Il cambiamento climatico potrebbe portare al crollo di uno su quattro ponti in acciaio entro il 2040

Crollo del ponte a Minneapolis

Il riscaldamento globale potrebbe contribuire al crollo di uno su quattro ponti in acciaio negli Stati Uniti nei prossimi due decenni.

I ponti negli Stati Uniti e in altri paesi "ricchi" stanno invecchiando e si stanno deteriorando. L'anno scorso, gran parte di un ponte italiano costruito negli anni '60 è crollato, uccidendo più di 40 persone.

Uno dei problemi più comuni sono i giunti di dilatazione. Ciò consente alle sezioni del ponte di espandersi e contrarsi nei climi più caldi senza indebolire la struttura. Ma causano grossi problemi strutturali se non funzionano bene.

Hussam Mahmoud della Colorado State University ha deciso di studiare gli effetti dell'aumento della temperatura sui ponti in acciaio negli Stati Uniti.

In particolare, si sono concentrati su cosa accadrebbe quando le articolazioni che sono intasate da sporco e detriti sono esposte alle temperature più elevate previste nei prossimi anni mentre il clima si riscalda. L'ostruzione è un problema comune, soprattutto su ponti più deteriorati, ma è costoso da riparare.

Ponti in pericolo.

Questo ostacolo impedisce alle sezioni di espandersi in modo sicuro e sollecita parti del ponte che non sono state progettate per supportare il carico risultante.

Mahmoud ha analizzato i dati sulla condizione di circa 90.000 ponti negli Stati Uniti e ha modellato il modo in cui i giunti di dilatazione sarebbero interessati alle temperature previste per i prossimi 80 anni.

Hanno scoperto che le temperature attuali non sono abbastanza estreme da causare problemi, ma un ponte su quattro rischia di fallire una sezione nei prossimi 21 anni, raggiungendo il 28% nel 2060 e il 49% nel 2080 . Quasi tutti stanno per crollare entro il 2100.

" Questi crolli sono molto gravi", afferma Mahmoud.

Original text


I ponti sono progettati per consentire la diffusione del carico in caso di avaria di una parte.

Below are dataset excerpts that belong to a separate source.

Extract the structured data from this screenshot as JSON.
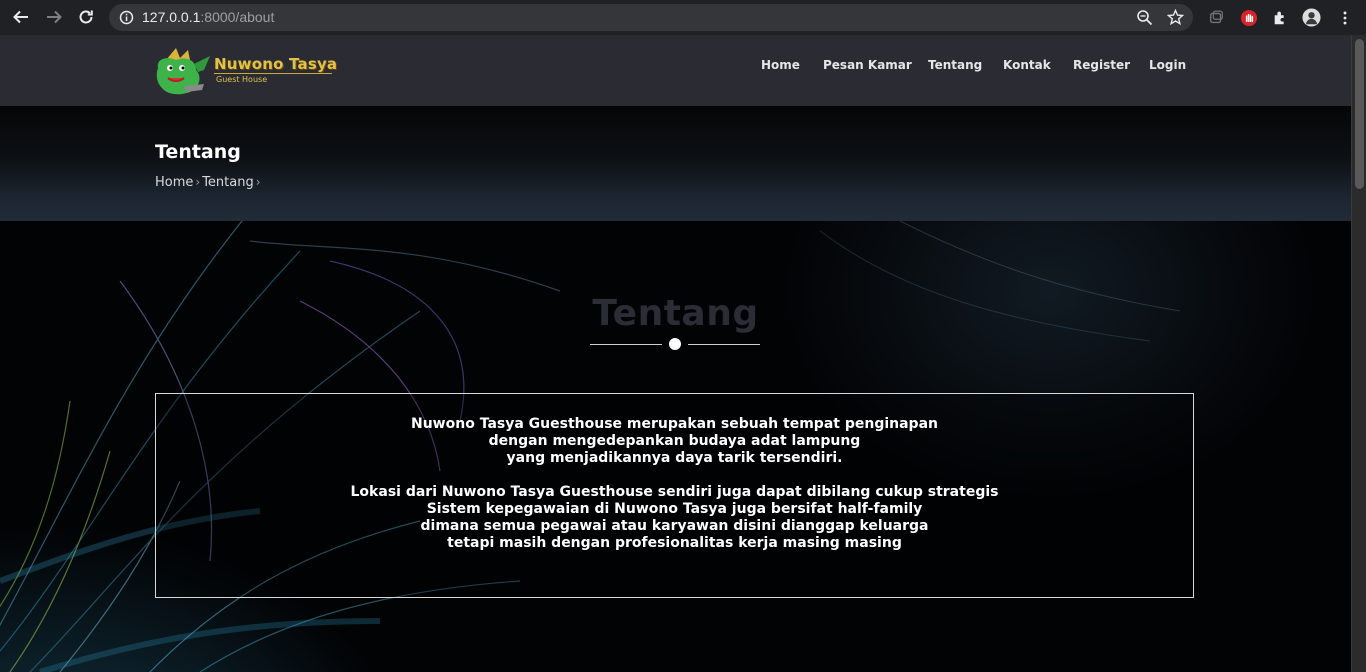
{
  "browser": {
    "url_host": "127.0.0.1",
    "url_path": ":8000/about"
  },
  "site": {
    "brand": "Nuwono Tasya",
    "tagline": "Guest House",
    "menu": [
      {
        "label": "Home"
      },
      {
        "label": "Pesan Kamar"
      },
      {
        "label": "Tentang"
      },
      {
        "label": "Kontak"
      },
      {
        "label": "Register"
      },
      {
        "label": "Login"
      }
    ]
  },
  "banner": {
    "title": "Tentang",
    "breadcrumb": [
      "Home",
      "Tentang"
    ]
  },
  "section": {
    "title": "Tentang"
  },
  "about": {
    "paragraph1": [
      "Nuwono Tasya Guesthouse merupakan sebuah tempat penginapan",
      "dengan mengedepankan budaya adat lampung",
      "yang menjadikannya daya tarik tersendiri."
    ],
    "paragraph2": [
      "Lokasi dari Nuwono Tasya Guesthouse sendiri juga dapat dibilang cukup strategis",
      "Sistem kepegawaian di Nuwono Tasya juga bersifat half-family",
      "dimana semua pegawai atau karyawan disini dianggap keluarga",
      "tetapi masih dengan profesionalitas kerja masing masing"
    ]
  },
  "colors": {
    "navbar": "#2b2c33",
    "brand_gold": "#e0c24a",
    "section_title": "#2a2d35"
  }
}
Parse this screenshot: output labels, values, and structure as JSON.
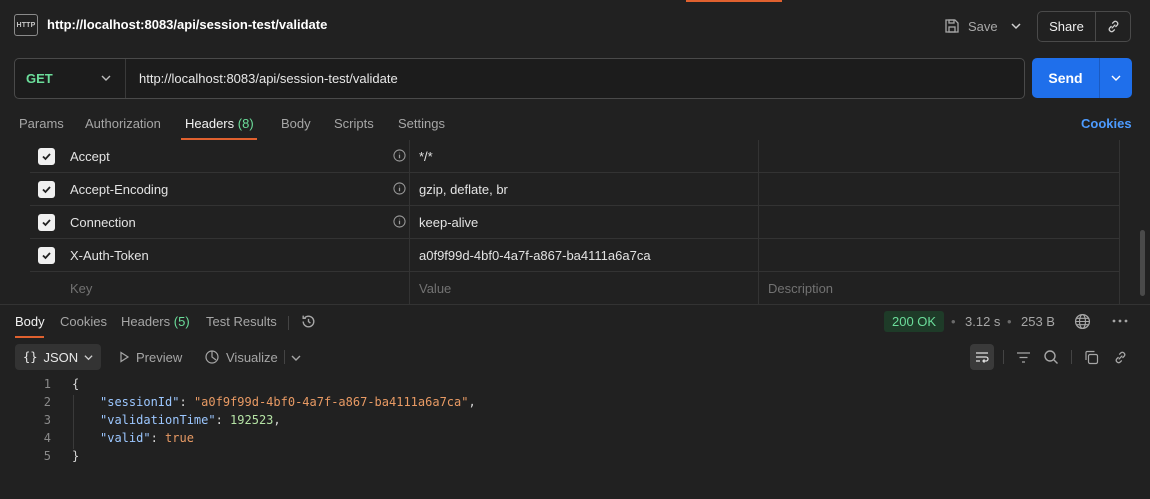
{
  "window": {
    "title": "http://localhost:8083/api/session-test/validate"
  },
  "topbar": {
    "icon": "http-icon",
    "icon_text": "HTTP",
    "save_label": "Save",
    "share_label": "Share"
  },
  "request": {
    "method": "GET",
    "url": "http://localhost:8083/api/session-test/validate",
    "send_label": "Send"
  },
  "tabs": {
    "params": "Params",
    "authorization": "Authorization",
    "headers": "Headers",
    "headers_count": "(8)",
    "body": "Body",
    "scripts": "Scripts",
    "settings": "Settings",
    "cookies": "Cookies"
  },
  "headers": [
    {
      "key": "Accept",
      "value": "*/*",
      "checked": true,
      "info": true
    },
    {
      "key": "Accept-Encoding",
      "value": "gzip, deflate, br",
      "checked": true,
      "info": true
    },
    {
      "key": "Connection",
      "value": "keep-alive",
      "checked": true,
      "info": true
    },
    {
      "key": "X-Auth-Token",
      "value": "a0f9f99d-4bf0-4a7f-a867-ba4111a6a7ca",
      "checked": true,
      "info": false
    }
  ],
  "headers_placeholder": {
    "key": "Key",
    "value": "Value",
    "description": "Description"
  },
  "response": {
    "tabs": {
      "body": "Body",
      "cookies": "Cookies",
      "headers": "Headers",
      "headers_count": "(5)",
      "test_results": "Test Results"
    },
    "status": "200 OK",
    "time": "3.12 s",
    "size": "253 B",
    "format": "JSON",
    "preview": "Preview",
    "visualize": "Visualize",
    "lines": [
      {
        "n": "1",
        "text": "{"
      },
      {
        "n": "2",
        "key": "\"sessionId\"",
        "value": "\"a0f9f99d-4bf0-4a7f-a867-ba4111a6a7ca\"",
        "type": "string",
        "trail": ","
      },
      {
        "n": "3",
        "key": "\"validationTime\"",
        "value": "192523",
        "type": "number",
        "trail": ","
      },
      {
        "n": "4",
        "key": "\"valid\"",
        "value": "true",
        "type": "bool",
        "trail": ""
      },
      {
        "n": "5",
        "text": "}"
      }
    ]
  },
  "colors": {
    "accent": "#e0612f",
    "send": "#1f6feb",
    "method": "#6bdd9a",
    "link": "#4d9bff"
  }
}
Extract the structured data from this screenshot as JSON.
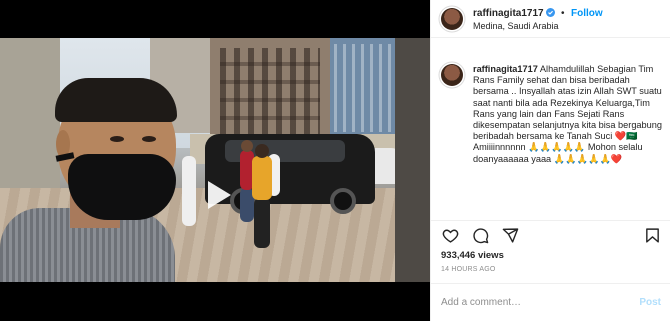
{
  "post": {
    "username": "raffinagita1717",
    "verified": true,
    "separator": "•",
    "follow_label": "Follow",
    "location": "Medina, Saudi Arabia"
  },
  "caption": {
    "username": "raffinagita1717",
    "text": "Alhamdulillah Sebagian Tim Rans Family sehat dan bisa beribadah bersama .. Insyallah atas izin Allah SWT suatu saat nanti bila ada Rezekinya Keluarga,Tim Rans yang lain dan Fans Sejati Rans dikesempatan selanjutnya kita bisa bergabung beribadah bersama ke Tanah Suci ❤️🇸🇦 Amiiiinnnnnn 🙏🙏🙏🙏🙏 Mohon selalu doanyaaaaaa yaaa 🙏🙏🙏🙏🙏❤️"
  },
  "stats": {
    "views": "933,446 views",
    "time_ago": "14 HOURS AGO"
  },
  "comment": {
    "placeholder": "Add a comment…",
    "post_label": "Post"
  },
  "icons": {
    "like": "heart-icon",
    "comment": "comment-icon",
    "share": "share-icon",
    "save": "bookmark-icon",
    "play": "play-icon",
    "verified": "verified-badge-icon"
  },
  "colors": {
    "accent": "#0095f6",
    "verified": "#3897f0",
    "post_disabled": "#b2dffc",
    "muted": "#8e8e8e"
  }
}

Tuttavia, questo studio si è concentrato sui guasti nella parte principale della struttura portante, il che significa che la sezione sarebbe completamente collassata o avrebbe richiesto un lavoro significativo per la riparazione.

Lihai Zhang dell'Università di Melbourne in Australia afferma che i paesi sviluppati di tutto il mondo affrontano problemi simili con l'invecchiamento della loro infrastruttura . Negli Stati Uniti, due ponti su cinque hanno almeno 50 anni. Molti non sono stati progettati per durare così a lungo.

Il lavoro di Zhang suggerisce che, oltre ai problemi legati al calore, i cambiamenti climatici potrebbero anche rendere i ponti più deteriorati ancora più vulnerabili a causa di venti più forti, maggiori precipitazioni e gli effetti dell'anidride carbonica corrosiva sul atmosfera.

Ciò è aumentato dalla crescita della popolazione, più traffico e camion molto più pesanti di quelli progettati per resistere a questi ponti, afferma.